Unexpected Server Load Issue

Today I ran into an interesting server problem. We recently had a huge traffic spike and the servers didn't respond the way we thought they would. We thought part of the issue could be a cold Amazon ELB, but that didn't explain the load spike on the servers behind the ELB. We also looked around a bit and while the resources on the machine were elevated, none of them were at critical levels. Memory usage remained a fairly flat 40% and CPU was under 25%.

Eventually, our poking around the server revealed that the current fcgid process count, 4, was far below our expected process count of 20. We use apache 2.2 along with mod_fcgid to serve our perl-based site. We had both DefaultMinClassProcessCount and DefaultMaxClassProcessCount set to 20. I had two questions. First, was the process count low during the spike and second, what could be resetting the processes?

The first question was fairly simple to answer. We use New Relic to monitor the servers. Using the "Processes" tab of the server and selecting the "perl (www-data)" process, I was able to see the process count during the past 24 hours. It turns out that we were running at 4 processes before the spike and, over the next hour, it finally climbed to 20. I also noticed that it reduced in count this morning.
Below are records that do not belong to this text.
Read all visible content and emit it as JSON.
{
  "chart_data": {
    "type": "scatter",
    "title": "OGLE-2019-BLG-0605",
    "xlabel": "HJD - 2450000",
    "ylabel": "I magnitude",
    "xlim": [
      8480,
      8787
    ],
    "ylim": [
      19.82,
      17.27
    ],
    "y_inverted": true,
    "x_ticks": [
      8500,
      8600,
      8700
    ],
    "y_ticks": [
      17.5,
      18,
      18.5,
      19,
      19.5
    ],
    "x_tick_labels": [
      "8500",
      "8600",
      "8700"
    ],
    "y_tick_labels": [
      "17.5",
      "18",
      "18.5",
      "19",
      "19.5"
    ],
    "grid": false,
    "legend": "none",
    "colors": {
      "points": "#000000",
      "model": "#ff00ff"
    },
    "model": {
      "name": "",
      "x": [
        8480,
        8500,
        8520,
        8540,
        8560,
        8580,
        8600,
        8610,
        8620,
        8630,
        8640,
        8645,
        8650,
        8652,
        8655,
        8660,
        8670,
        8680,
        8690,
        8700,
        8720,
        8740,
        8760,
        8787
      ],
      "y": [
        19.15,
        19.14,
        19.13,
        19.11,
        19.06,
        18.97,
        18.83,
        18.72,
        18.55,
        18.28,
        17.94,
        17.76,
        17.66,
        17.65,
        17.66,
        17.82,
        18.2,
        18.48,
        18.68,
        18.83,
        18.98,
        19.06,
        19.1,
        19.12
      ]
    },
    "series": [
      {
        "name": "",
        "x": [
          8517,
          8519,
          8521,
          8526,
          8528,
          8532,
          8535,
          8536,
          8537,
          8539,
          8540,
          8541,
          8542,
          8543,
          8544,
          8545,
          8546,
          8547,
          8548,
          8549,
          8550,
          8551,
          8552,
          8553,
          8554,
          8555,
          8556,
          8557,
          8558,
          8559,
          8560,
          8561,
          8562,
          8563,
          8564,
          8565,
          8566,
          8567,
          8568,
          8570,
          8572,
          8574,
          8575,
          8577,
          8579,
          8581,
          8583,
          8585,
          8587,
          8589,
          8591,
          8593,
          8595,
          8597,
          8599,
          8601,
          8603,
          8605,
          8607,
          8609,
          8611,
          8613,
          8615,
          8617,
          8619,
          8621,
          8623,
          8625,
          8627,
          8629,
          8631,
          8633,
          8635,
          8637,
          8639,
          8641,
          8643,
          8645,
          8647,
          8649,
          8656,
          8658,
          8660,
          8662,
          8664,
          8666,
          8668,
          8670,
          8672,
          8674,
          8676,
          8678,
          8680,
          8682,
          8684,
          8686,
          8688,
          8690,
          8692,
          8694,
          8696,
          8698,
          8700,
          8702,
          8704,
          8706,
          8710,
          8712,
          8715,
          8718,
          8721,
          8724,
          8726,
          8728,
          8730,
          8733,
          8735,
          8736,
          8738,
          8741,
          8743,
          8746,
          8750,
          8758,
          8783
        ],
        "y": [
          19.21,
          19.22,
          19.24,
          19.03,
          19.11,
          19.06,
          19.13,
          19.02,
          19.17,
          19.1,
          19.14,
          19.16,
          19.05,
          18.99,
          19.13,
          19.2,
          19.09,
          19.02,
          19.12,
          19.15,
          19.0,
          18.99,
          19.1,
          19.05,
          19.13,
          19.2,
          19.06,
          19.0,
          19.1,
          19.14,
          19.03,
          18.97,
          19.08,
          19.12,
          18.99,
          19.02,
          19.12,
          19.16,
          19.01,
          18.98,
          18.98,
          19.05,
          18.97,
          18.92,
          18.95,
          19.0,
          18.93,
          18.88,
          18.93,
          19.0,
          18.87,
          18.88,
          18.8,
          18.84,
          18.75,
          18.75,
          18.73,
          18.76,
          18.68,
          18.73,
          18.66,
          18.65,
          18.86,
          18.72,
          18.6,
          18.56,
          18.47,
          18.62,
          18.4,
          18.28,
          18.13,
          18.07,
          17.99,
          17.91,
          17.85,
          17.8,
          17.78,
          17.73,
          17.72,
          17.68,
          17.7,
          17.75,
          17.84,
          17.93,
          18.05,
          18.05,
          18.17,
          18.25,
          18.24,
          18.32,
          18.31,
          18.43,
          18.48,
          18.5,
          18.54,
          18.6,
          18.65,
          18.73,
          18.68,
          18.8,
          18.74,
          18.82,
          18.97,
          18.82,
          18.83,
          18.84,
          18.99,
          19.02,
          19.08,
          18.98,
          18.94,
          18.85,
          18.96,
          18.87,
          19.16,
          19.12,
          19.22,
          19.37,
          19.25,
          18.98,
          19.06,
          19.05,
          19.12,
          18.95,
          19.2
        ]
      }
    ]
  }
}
Some further research on the meaning of DefaultMinClassProcessCount also cleared up some confusion. The setting represents the minimum number of processes the server should reduce to when processes are idle. If we never serve enough requests to require more than a few processes, the process count will be low.

We were able to test this by using apache benchmark to make a bunch of concurrent requests to the server.

/usr/sbin/ab -n 1000 -c 20 > /dev/null 2>&1

As expected, the number of processes grew to about 19 or 20 and stayed there after apache benchmark finished running. Yay!

I also noticed that the time it shrunk was around the time logrotate works. This helped me form my hypothesis: Logrotate was resetting the process count each day and our normal traffic wasn't large enough to use the full 20 processes. We forced a logrotate to see.

logrotate -f /etc/logrotate.d/apache2

The number of processes went down on the server. Proof of concept!

Then we decided to add the ab call as part of the postrotate directive in logrotate. So it now looked like this:

if [ -f "`. /etc/apache2/envvars ; echo ${APACHE_PID_FILE:-/var/run/apache2.pid}`" ]; then
  /etc/init.d/apache2 reload > /dev/null 2>&1
  /usr/sbin/ab -H "Host:URL" -n 1000 -c 20 > /dev/null 2>&1

After the logrotate, the processes were all there as expected.

What I think may have happened is that the servers were swamped with the sudden influx of traffic. At least two of the servers were removed from the ELB during this time period, which would have increased load on the remaining servers, causing a cascade. The work around would be to run enough traffic to the servers after an apache start/restart/reload to ensure that the number of processes we expect are there. We're not convinced that adding this directive to logrotate is the best way to handle it, and I think it might make more sense to add the spawn to apache2 init.d instead of the logrotate so it will do this regardless of why apache restarts, but it's progress.